Effet repoussoir sur les électeurs ?
La loi définit clairement les critères d'inéligibilité. Seules les personnes ayant été condamnées à la perte de leurs droits civiques par la justice ont l'interdiction de déposer leur candidature et par conséquent d'être élues. Selon le ministère de l'Intérieur, cette décision de justice peut être prononcée par le juge administratif ou le Conseil constitutionnel pour les élus n'ayant pas satisfait à leurs obligations en matière de comptes de campagne ou de déclaration de patrimoine.

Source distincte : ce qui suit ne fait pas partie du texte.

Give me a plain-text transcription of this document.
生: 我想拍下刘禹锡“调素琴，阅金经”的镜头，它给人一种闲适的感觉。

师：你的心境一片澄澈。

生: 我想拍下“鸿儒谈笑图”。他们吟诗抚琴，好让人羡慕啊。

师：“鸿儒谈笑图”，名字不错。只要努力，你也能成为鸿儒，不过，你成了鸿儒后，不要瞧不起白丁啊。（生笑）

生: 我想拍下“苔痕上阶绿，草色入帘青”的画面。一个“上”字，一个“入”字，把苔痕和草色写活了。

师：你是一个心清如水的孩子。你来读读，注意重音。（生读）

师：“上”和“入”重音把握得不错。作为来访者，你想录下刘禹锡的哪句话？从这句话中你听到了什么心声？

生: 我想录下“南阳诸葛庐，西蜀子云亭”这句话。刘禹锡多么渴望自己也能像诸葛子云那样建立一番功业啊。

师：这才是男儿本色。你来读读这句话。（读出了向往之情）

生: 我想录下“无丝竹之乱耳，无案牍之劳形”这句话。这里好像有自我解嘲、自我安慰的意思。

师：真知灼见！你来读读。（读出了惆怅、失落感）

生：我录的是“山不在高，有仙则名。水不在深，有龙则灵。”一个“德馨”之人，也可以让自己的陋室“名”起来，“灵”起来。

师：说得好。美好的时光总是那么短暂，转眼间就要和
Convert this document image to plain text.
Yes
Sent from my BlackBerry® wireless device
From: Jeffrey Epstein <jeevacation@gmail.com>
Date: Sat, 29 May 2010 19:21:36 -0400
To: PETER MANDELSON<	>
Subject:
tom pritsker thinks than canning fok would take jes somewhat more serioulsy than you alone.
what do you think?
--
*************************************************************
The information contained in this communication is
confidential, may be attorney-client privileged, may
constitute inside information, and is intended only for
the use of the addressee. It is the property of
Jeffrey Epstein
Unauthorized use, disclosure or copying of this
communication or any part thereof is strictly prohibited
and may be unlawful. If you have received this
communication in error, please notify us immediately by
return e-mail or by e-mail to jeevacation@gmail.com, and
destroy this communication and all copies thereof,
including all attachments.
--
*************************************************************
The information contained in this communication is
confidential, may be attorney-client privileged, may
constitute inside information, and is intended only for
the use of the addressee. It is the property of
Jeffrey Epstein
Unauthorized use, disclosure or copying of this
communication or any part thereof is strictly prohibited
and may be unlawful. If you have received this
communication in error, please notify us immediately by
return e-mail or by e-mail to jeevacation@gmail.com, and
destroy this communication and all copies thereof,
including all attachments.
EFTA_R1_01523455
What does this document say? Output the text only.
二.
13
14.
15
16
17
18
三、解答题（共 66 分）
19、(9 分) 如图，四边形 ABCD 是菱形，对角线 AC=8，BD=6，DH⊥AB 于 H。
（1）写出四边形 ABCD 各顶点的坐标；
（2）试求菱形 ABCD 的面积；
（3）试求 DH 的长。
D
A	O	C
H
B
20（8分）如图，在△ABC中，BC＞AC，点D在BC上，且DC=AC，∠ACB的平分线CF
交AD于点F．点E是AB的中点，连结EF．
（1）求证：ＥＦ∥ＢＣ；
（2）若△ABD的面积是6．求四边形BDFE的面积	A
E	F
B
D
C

La fiche S n'empêche donc en rien de se présenter à une élection ni d'être élu. On peut même imaginer que certains députés élus lors des dernières législatures étaient fichés S sans même le savoir. En effet, le fichier FRP est confidentiel et n'a théoriquement pas vocation à être rendu public. Toujours est-il que Raphaël Arnault peut donc tout à fait se présenter aux législatives et, en cas de victoire, devenir député. En revanche, il n’est pas impossible que l'existence de cette fiche S, maintenant qu’elle a été révélée dans la presse, puisse porter préjudice à l’image de Raphaël Arnault et peser en sa défaveur auprès des électeurs de la première circonscription du Vaucluse.